Plötzlich sind Arbeitskräfte Mangelware, nicht nur in der Pflege. Plötzlich finden sich auch die, die zuvor früher als andere am Abstellgleis landeten, die Frauen, die Älteren, die Zuwanderer, in den Fischgründen der Recruiter, die im Auftrag ihrer verzweifelten Klienten nach Fachpersonal fahnden.
In der Pflege ist der Mangel nicht neu. Neu ist auch nicht das Wissen darum, dass es nicht Erwartungen (an ein Wirtschaftswachstum) sind, die diesen Mangel prägen, sondern reine Fakten: Immer mehr ältere Österreicherinnen und Österreicher, immer weniger
Menschen im erwerbsfähigen Alter, die Quadratur des Kreises rund um die Arbeitsbedingungen. Weniger Personal bedeutet höhere Belastung, das bedeutet noch weniger Personal, weil jene, die noch geblieben waren, auch aufgeben.
Es darf nicht so lange dauern, Monate nämlich, bis jemandem, der sich anbietet für diesen Beruf, wie die oben beschriebene Frau, die Brücke gebaut wird.
Es darf keine Frage des Geldes sein, ob die Ausbildung finanziert wird und künftigem Personal auch schon in der Lehr- oder Praktikumszeit ein Auskommen gesichert wird.
Es darf nicht mehr vorkommen, dass die Frage der höchstpersönlichen Vereinbarkeit von Familie und Beruf zur Privatsache der Beschäftigten wird, während ihnen abverlangt wird, sich mit Haut und Haaren in den Dienst des Gemeinwesens zu stellen.
Der Job ist hart, egal ob im Seniorenheim, in der Spitalsabteilung oder in der mobilen Betreuung und Pflege. Es braucht die Möglichkeit der Unterbrechung – sei es im Wege kürzerer Arbeitszeiten, damit sich der Körper erholen kann, sei es durch bezahlte Zeit für Supervision, damit die Psyche die Belastung verkraftet.
Es braucht Respekt und Wertschätzung, die sich nicht nur in Lippenbekenntnissen erschöpft, sondern auch in der Bezahlung ihren Niederschlag findet.

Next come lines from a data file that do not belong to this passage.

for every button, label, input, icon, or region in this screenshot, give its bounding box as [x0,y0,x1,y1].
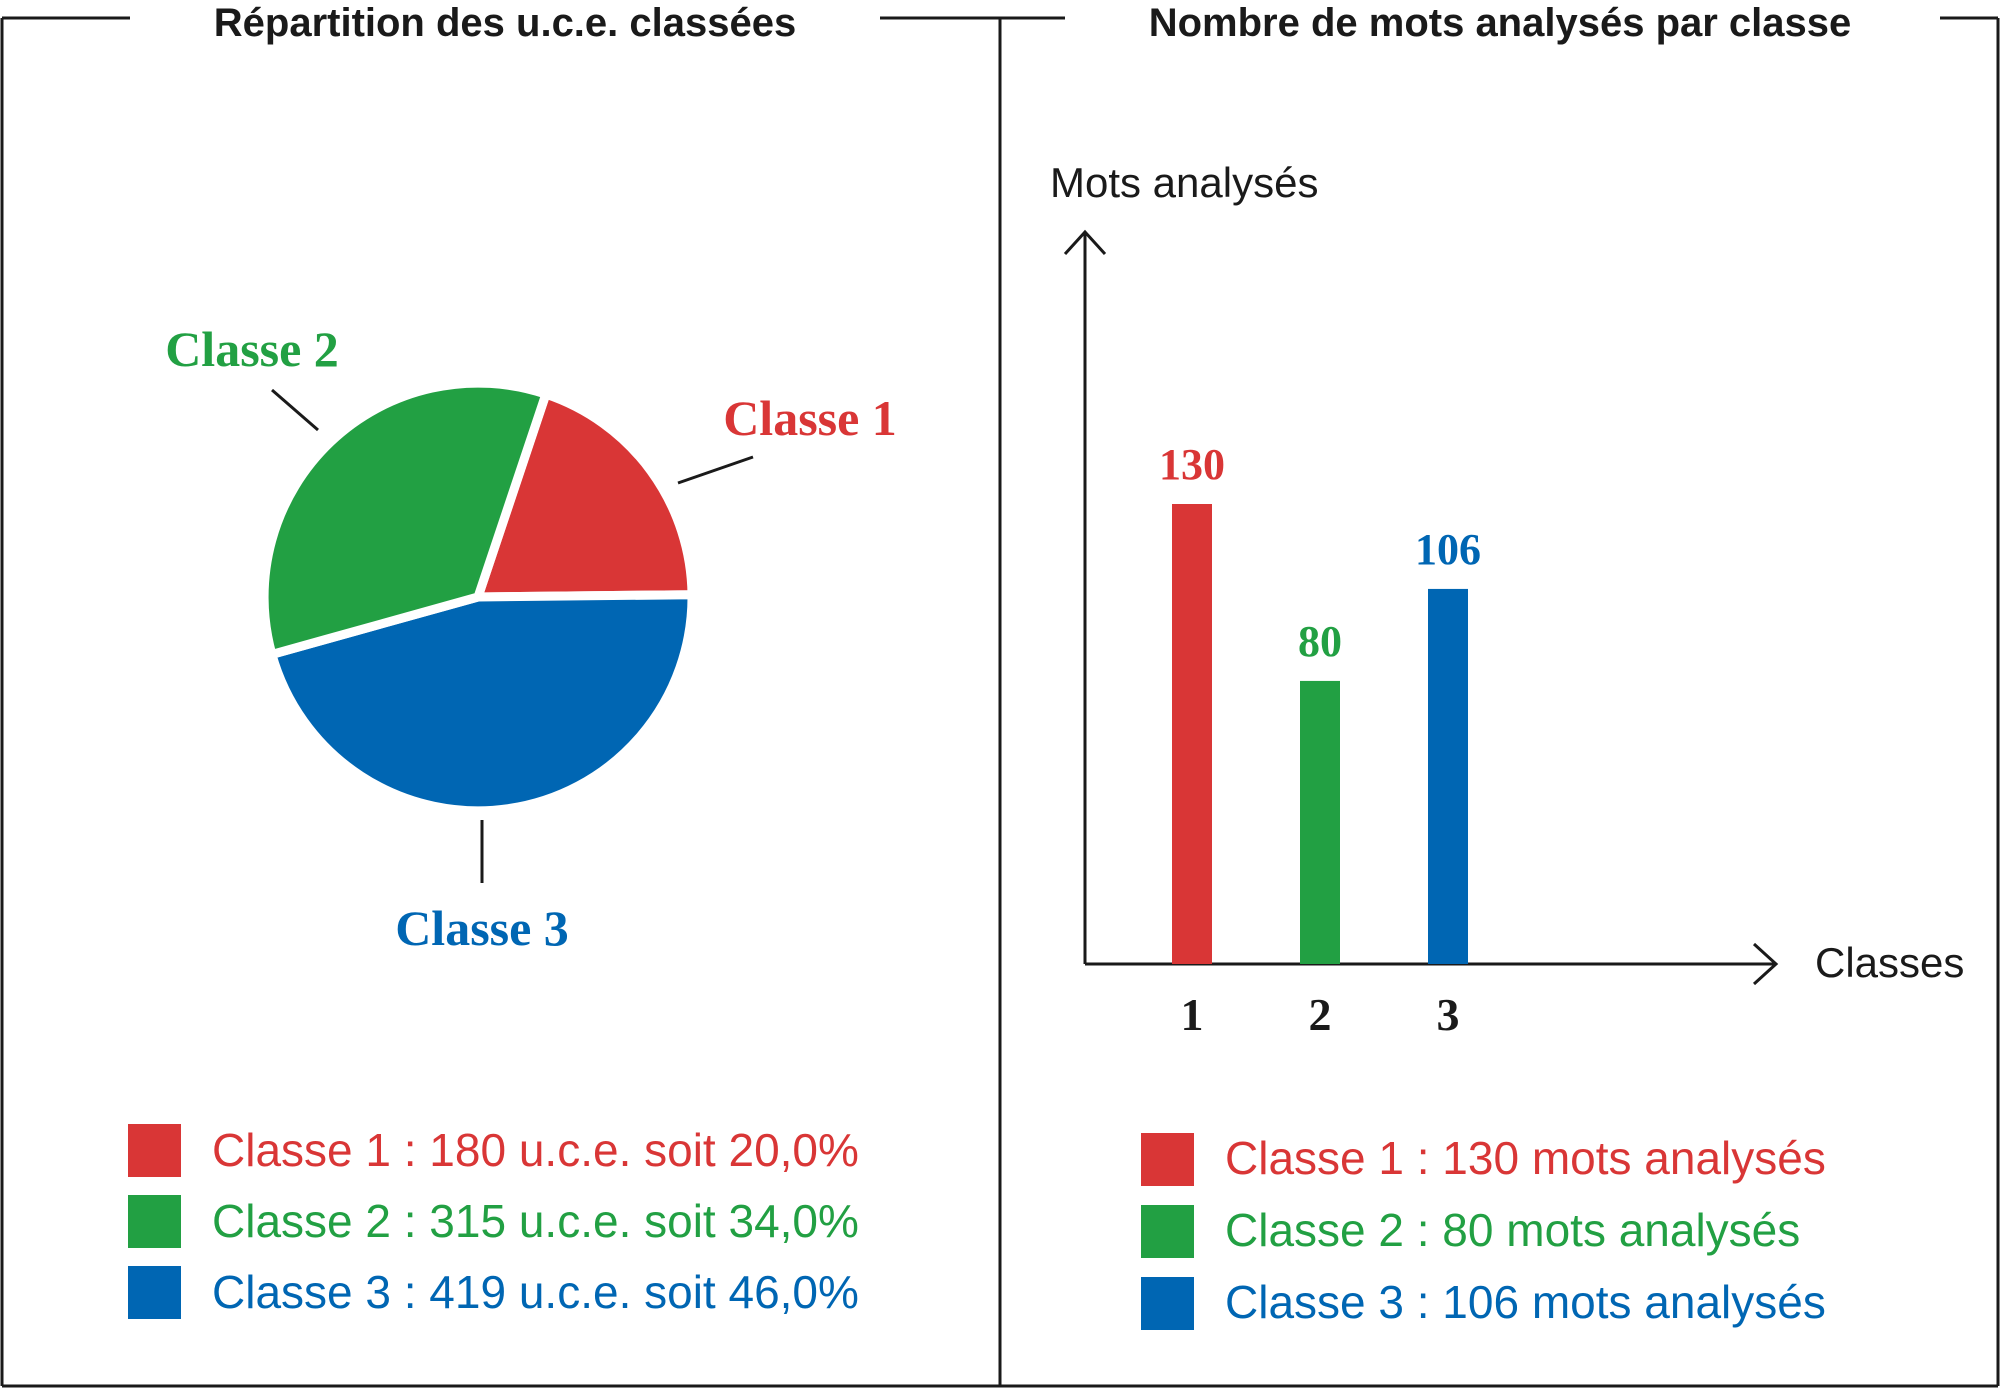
x-axis-label: Classes [1815,939,1964,986]
legend-swatch-mots-classe-1 [1141,1133,1194,1186]
bar-legend-entry-2: Classe 2 : 80 mots analysés [1225,1204,1800,1256]
bar-classe-2 [1300,680,1340,964]
bar-value-label-2: 80 [1298,617,1342,666]
bar-value-labels: 130 80 106 [1159,440,1481,666]
pie-slice-classe-2 [259,378,551,659]
y-axis-label: Mots analysés [1050,159,1318,206]
legend-swatch-classe-3 [128,1266,181,1319]
x-tick-labels: 1 2 3 [1181,989,1460,1040]
pie-leader-lines [271,388,754,883]
slice-label-classe-2: Classe 2 [165,321,339,377]
pie-chart [259,378,697,816]
bar-value-label-3: 106 [1415,525,1481,574]
legend-swatch-classe-2 [128,1195,181,1248]
x-tick-label-1: 1 [1181,989,1204,1040]
legend-swatch-mots-classe-3 [1141,1277,1194,1330]
bar-chart-title: Nombre de mots analysés par classe [1149,1,1852,45]
bar-legend-entry-1: Classe 1 : 130 mots analysés [1225,1132,1826,1184]
bar-legend: Classe 1 : 130 mots analysés Classe 2 : … [1141,1132,1826,1330]
bar-chart-axes [1063,229,1779,986]
leader-line-classe-2 [271,388,319,432]
legend-swatch-classe-1 [128,1124,181,1177]
panel-frames [0,16,2000,1388]
pie-chart-title: Répartition des u.c.e. classées [214,1,796,45]
bar-classe-1 [1172,504,1212,964]
x-tick-label-2: 2 [1309,989,1332,1040]
legend-swatch-mots-classe-2 [1141,1205,1194,1258]
slice-label-classe-3: Classe 3 [395,900,569,956]
bar-value-label-1: 130 [1159,440,1225,489]
x-axis-arrowhead [1752,942,1779,986]
pie-slice-classe-3 [267,590,697,816]
pie-legend: Classe 1 : 180 u.c.e. soit 20,0% Classe … [128,1124,859,1319]
bar-series [1172,504,1468,964]
leader-line-classe-1 [677,455,754,485]
pie-legend-entry-3: Classe 3 : 419 u.c.e. soit 46,0% [212,1266,859,1318]
bar-classe-3 [1428,588,1468,964]
pie-legend-entry-1: Classe 1 : 180 u.c.e. soit 20,0% [212,1124,859,1176]
slice-label-classe-1: Classe 1 [723,390,897,446]
y-axis-arrowhead [1063,229,1107,256]
x-tick-label-3: 3 [1437,989,1460,1040]
bar-legend-entry-3: Classe 3 : 106 mots analysés [1225,1276,1826,1328]
pie-legend-entry-2: Classe 2 : 315 u.c.e. soit 34,0% [212,1195,859,1247]
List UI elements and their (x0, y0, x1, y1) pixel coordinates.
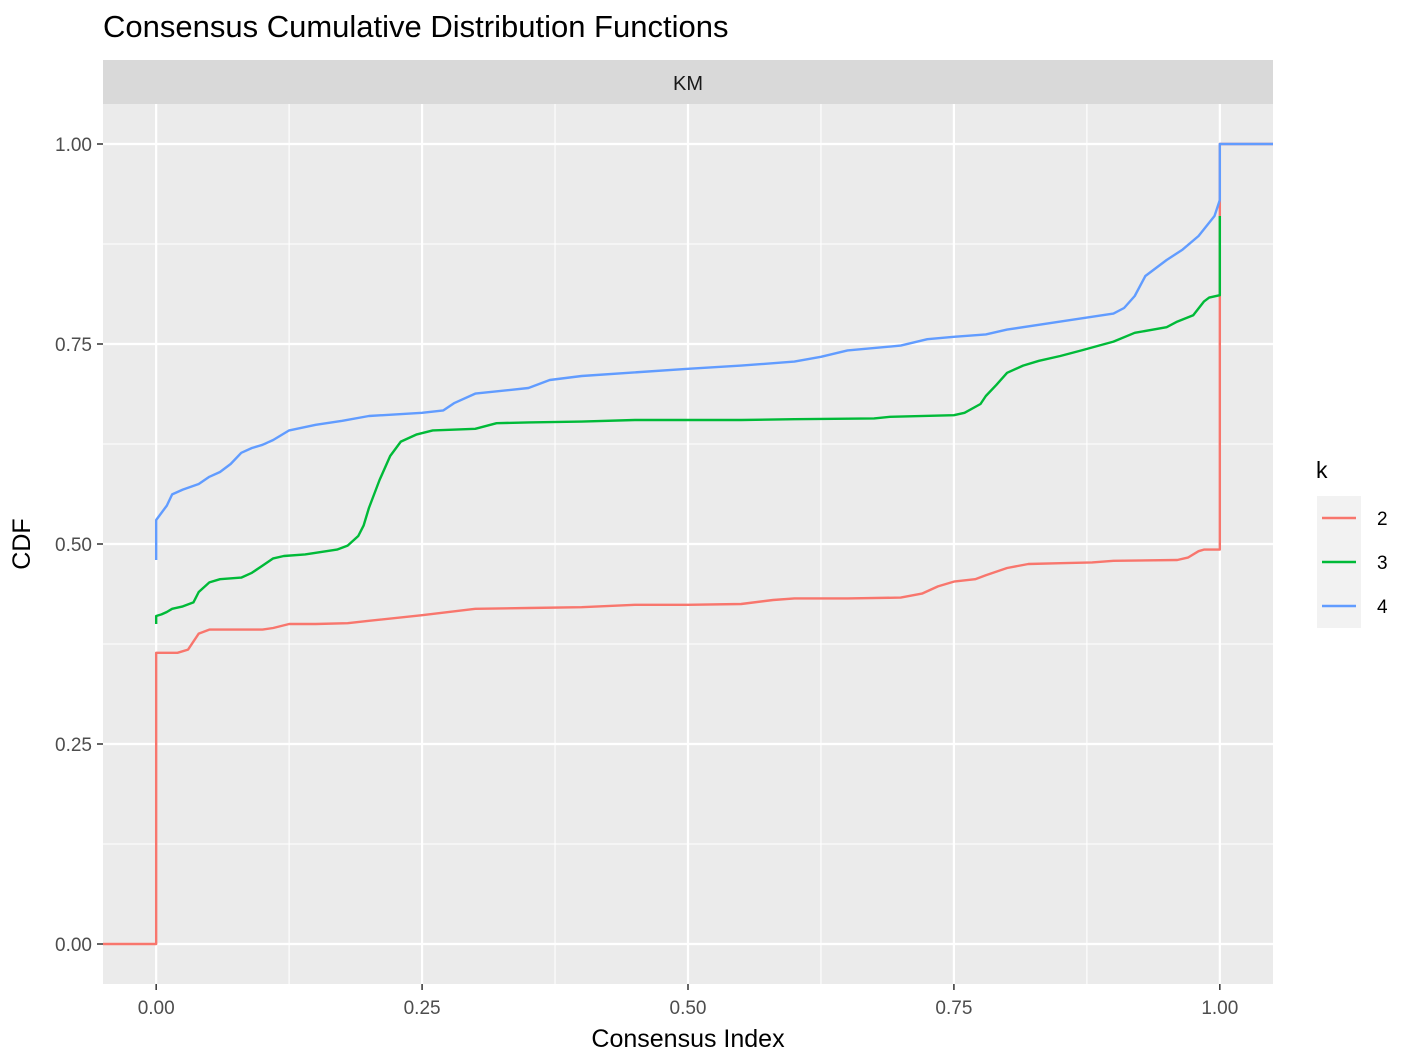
x-tick-label: 0.25 (404, 998, 441, 1019)
y-tick-label: 0.50 (55, 535, 92, 556)
legend-label-k4: 4 (1377, 597, 1388, 618)
series-lines (103, 142, 1273, 946)
y-axis: 0.00 0.25 0.50 0.75 1.00 (55, 135, 103, 956)
x-axis: 0.00 0.25 0.50 0.75 1.00 (138, 984, 1238, 1019)
facet-label: KM (673, 73, 703, 95)
y-tick-label: 0.75 (55, 335, 92, 356)
y-tick-label: 0.25 (55, 735, 92, 756)
legend: k 2 3 4 (1316, 457, 1388, 628)
chart-title: Consensus Cumulative Distribution Functi… (103, 9, 728, 44)
x-tick-label: 0.50 (670, 998, 707, 1019)
legend-label-k2: 2 (1377, 509, 1388, 530)
series-line-k2 (103, 142, 1273, 946)
series-line-k4 (154, 142, 1273, 560)
legend-title: k (1316, 457, 1328, 483)
y-axis-title: CDF (8, 518, 36, 569)
x-axis-title: Consensus Index (591, 1025, 785, 1053)
x-tick-label: 1.00 (1201, 998, 1238, 1019)
series-line-k3 (154, 216, 1222, 624)
x-tick-label: 0.00 (138, 998, 175, 1019)
legend-label-k3: 3 (1377, 553, 1388, 574)
facet-strip (103, 60, 1273, 104)
y-tick-label: 1.00 (55, 135, 92, 156)
x-tick-label: 0.75 (935, 998, 972, 1019)
y-tick-label: 0.00 (55, 935, 92, 956)
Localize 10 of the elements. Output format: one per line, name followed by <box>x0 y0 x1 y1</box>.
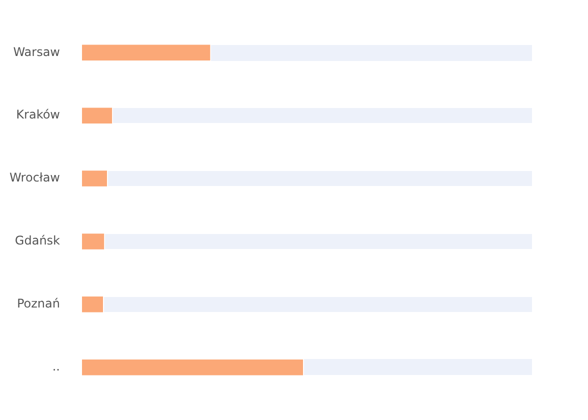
bar <box>82 296 103 312</box>
y-tick-label: Wrocław <box>9 170 60 185</box>
bar <box>82 170 107 186</box>
bar <box>82 108 112 124</box>
y-tick-label: Poznań <box>16 296 60 311</box>
y-tick-label: Gdańsk <box>14 234 60 248</box>
y-tick-label: Kraków <box>16 108 60 122</box>
y-tick-label: Warsaw <box>13 44 60 59</box>
y-tick-label: .. <box>52 359 60 374</box>
bar <box>82 234 104 250</box>
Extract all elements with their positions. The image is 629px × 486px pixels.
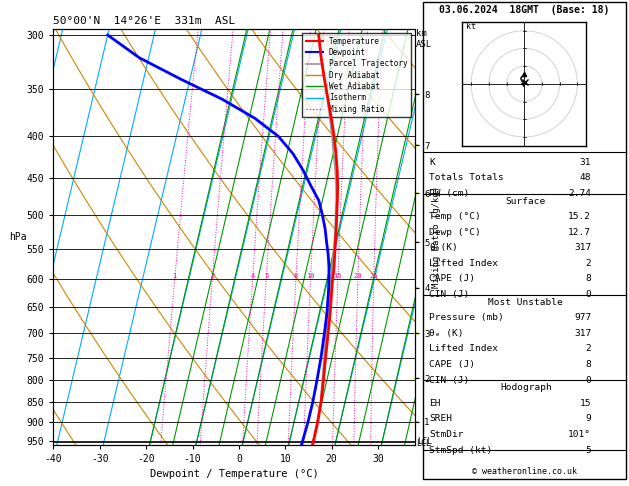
Text: 317: 317	[574, 329, 591, 338]
Text: CAPE (J): CAPE (J)	[429, 360, 475, 369]
Text: 2: 2	[586, 259, 591, 268]
Text: StmSpd (kt): StmSpd (kt)	[429, 446, 493, 454]
Text: 9: 9	[586, 415, 591, 423]
Text: 5: 5	[586, 446, 591, 454]
Text: θₑ(K): θₑ(K)	[429, 243, 458, 252]
Text: kt: kt	[466, 22, 476, 31]
Text: 50°00'N  14°26'E  331m  ASL: 50°00'N 14°26'E 331m ASL	[53, 16, 236, 26]
Text: 20: 20	[353, 273, 362, 279]
Text: 03.06.2024  18GMT  (Base: 18): 03.06.2024 18GMT (Base: 18)	[439, 5, 610, 15]
Text: 8: 8	[586, 275, 591, 283]
Text: Lifted Index: Lifted Index	[429, 259, 498, 268]
Text: Most Unstable: Most Unstable	[489, 298, 563, 307]
Text: LCL: LCL	[416, 439, 431, 449]
Text: 2.74: 2.74	[568, 189, 591, 198]
Text: 12.7: 12.7	[568, 228, 591, 237]
Text: hPa: hPa	[9, 232, 26, 242]
Text: 0: 0	[586, 376, 591, 384]
Text: CAPE (J): CAPE (J)	[429, 275, 475, 283]
Text: Dewp (°C): Dewp (°C)	[429, 228, 481, 237]
Text: CIN (J): CIN (J)	[429, 376, 469, 384]
Text: km
ASL: km ASL	[416, 29, 432, 49]
Text: CIN (J): CIN (J)	[429, 290, 469, 299]
Text: Pressure (mb): Pressure (mb)	[429, 313, 504, 322]
Text: 8: 8	[586, 360, 591, 369]
Text: 5: 5	[264, 273, 269, 279]
Text: Temp (°C): Temp (°C)	[429, 212, 481, 221]
Text: 15.2: 15.2	[568, 212, 591, 221]
X-axis label: Dewpoint / Temperature (°C): Dewpoint / Temperature (°C)	[150, 469, 319, 479]
Text: Totals Totals: Totals Totals	[429, 174, 504, 182]
Text: © weatheronline.co.uk: © weatheronline.co.uk	[472, 467, 577, 476]
Text: θₑ (K): θₑ (K)	[429, 329, 464, 338]
Text: 1: 1	[172, 273, 177, 279]
Text: 0: 0	[586, 290, 591, 299]
Text: LCL: LCL	[418, 437, 433, 446]
Text: 317: 317	[574, 243, 591, 252]
Text: 31: 31	[580, 158, 591, 167]
Text: Surface: Surface	[506, 197, 546, 206]
Text: K: K	[429, 158, 435, 167]
Text: Hodograph: Hodograph	[500, 383, 552, 392]
Text: EH: EH	[429, 399, 440, 408]
Text: 15: 15	[580, 399, 591, 408]
Text: 8: 8	[294, 273, 298, 279]
Text: 977: 977	[574, 313, 591, 322]
Text: 15: 15	[333, 273, 342, 279]
Text: 2: 2	[586, 345, 591, 353]
Text: 48: 48	[580, 174, 591, 182]
Text: 10: 10	[306, 273, 314, 279]
Text: SREH: SREH	[429, 415, 452, 423]
Text: 101°: 101°	[568, 430, 591, 439]
Text: Lifted Index: Lifted Index	[429, 345, 498, 353]
Text: StmDir: StmDir	[429, 430, 464, 439]
Text: 4: 4	[250, 273, 255, 279]
Legend: Temperature, Dewpoint, Parcel Trajectory, Dry Adiabat, Wet Adiabat, Isotherm, Mi: Temperature, Dewpoint, Parcel Trajectory…	[302, 33, 411, 117]
Y-axis label: Mixing Ratio (g/kg): Mixing Ratio (g/kg)	[432, 186, 442, 288]
Text: 25: 25	[369, 273, 378, 279]
Text: PW (cm): PW (cm)	[429, 189, 469, 198]
Text: 2: 2	[210, 273, 214, 279]
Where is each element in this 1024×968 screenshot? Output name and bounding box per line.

Es braucht ein neues Denken in Bezug auf das, was an Qualitätssicherung und Dokumentationsaufwand notwendig und was entbehrlich ist, und auf das, was an Zumutungen zulässig und was jenseitig ist. er Arbeitsmarkt ist geprägt von einem Wettbewerb um die besten Köpfe und die flinksten Hände, wie es Christian Helmenstein, Chefökonom der Industriellenvereinigung formulierte. Das gilt mehr denn je auch für den Pflegebereich. Die Schaffung besserer Arbeitsbedingungen sollte mehrheitsfähig sein, denn besorgte Arbeitgeber sind wir hier potenziell alle.